Sa prise de parole était attendue. Gisèle Pélicot, victime des viols, témoigne pour la première fois ce jeudi 5 septembre devant la cour criminelle départementale du Vaucluse dans le procès des viols de Marzan, qu'elle a souhaité public. Vêtue d’une longue robe orange, elle s’est approchée à la barre dès l’ouverture de l’audience pour raconter l’inaudible dans une salle bondée.
"Je voudrais vous reparler des faits qui pour moi ont commencé le 19 septembre 2020", souligne Gisèle Pélicot. "C’est monsieur Pélicot qui vient me chercher à la gare d’Avignon. Il a l’air préoccupé", poursuit la septuagénaire qui appelle désormais son mari, et accusé dans l’affaire des viols de Mazan, "monsieur Pélicot".

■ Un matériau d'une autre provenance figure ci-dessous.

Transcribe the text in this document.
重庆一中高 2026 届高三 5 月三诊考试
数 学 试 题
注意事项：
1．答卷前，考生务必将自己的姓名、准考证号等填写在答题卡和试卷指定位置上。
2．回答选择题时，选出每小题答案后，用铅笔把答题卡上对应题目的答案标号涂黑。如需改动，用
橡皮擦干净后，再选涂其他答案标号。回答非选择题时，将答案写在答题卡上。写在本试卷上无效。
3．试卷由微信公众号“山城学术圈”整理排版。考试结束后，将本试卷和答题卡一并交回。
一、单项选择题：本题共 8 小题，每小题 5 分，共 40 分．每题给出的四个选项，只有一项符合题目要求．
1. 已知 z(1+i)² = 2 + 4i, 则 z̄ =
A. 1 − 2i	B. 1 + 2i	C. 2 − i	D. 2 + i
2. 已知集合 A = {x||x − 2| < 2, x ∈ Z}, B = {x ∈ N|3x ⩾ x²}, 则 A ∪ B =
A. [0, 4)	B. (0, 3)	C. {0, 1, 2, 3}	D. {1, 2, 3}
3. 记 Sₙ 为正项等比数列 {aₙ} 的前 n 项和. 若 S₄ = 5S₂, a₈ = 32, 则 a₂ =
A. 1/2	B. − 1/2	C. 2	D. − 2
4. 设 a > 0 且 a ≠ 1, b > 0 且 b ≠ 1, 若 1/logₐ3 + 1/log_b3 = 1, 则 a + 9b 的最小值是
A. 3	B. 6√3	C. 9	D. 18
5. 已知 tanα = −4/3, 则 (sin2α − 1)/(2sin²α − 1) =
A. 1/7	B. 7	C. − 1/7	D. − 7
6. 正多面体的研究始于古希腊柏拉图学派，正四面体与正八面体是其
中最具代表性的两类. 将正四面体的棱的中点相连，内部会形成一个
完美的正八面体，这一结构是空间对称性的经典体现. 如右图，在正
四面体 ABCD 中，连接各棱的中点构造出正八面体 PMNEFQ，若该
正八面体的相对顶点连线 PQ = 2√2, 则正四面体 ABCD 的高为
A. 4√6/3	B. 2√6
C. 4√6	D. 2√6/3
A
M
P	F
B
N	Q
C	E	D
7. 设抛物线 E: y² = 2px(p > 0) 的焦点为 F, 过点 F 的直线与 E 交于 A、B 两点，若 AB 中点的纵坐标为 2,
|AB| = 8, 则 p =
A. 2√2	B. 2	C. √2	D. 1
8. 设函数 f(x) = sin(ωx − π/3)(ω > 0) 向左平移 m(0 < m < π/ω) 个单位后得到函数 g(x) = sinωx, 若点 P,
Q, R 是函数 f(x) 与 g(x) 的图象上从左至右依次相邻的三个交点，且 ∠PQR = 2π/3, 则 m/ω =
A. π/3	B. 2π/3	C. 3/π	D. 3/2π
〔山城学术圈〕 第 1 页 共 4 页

"Il se met à pleurer, il me dit: 'j’ai fait une bêtise, je me suis fait surprendre au centre commercial photographier sous les jupes de femmes'", déroule-t-elle. Gisèle Pélicot assure à la cour que "monsieur Pélicot" n’a jamais eu "des gestes déplacés ni de mots obscènes en 50 ans". "Je n’imagine pas, à ce moment-là, ce qu’il va se passer après".
Un dernier petit-déjeuner
L’après, c’est un coup de téléphone des policiers. Ils lui demandent de venir les voir au commissariat. Le rendez-vous est fixé au 2 novembre avec "monsieur Pélicot". Ce 2 novembre, "je ne soupçonnais pas que ce serait mon dernier petit-déjeuner" avec "monsieur Pélicot".
Gisèle Pélicot est conduite dans le bureau d’un des policiers à son arrivée au commissariat. Le fonctionnaire lui demande comment elle définit son mari. "Je leur dis que c’est un super mec", explique-t-elle à la barre de la cour criminelle départementale du Vaucluse.
Il lui tend alors une photo: "vous vous reconnaissez?" Gisèle Pélicot ne reconnaît ni l’individu, ni la femme sur la photo. Cette femme, c’était elle. "Je ne me reconnaissais pas. Ce sont des scènes de viol, je suis dans mon lit, inerte, endormie, et on est en train de me violer", détaille-t-elle à la cour.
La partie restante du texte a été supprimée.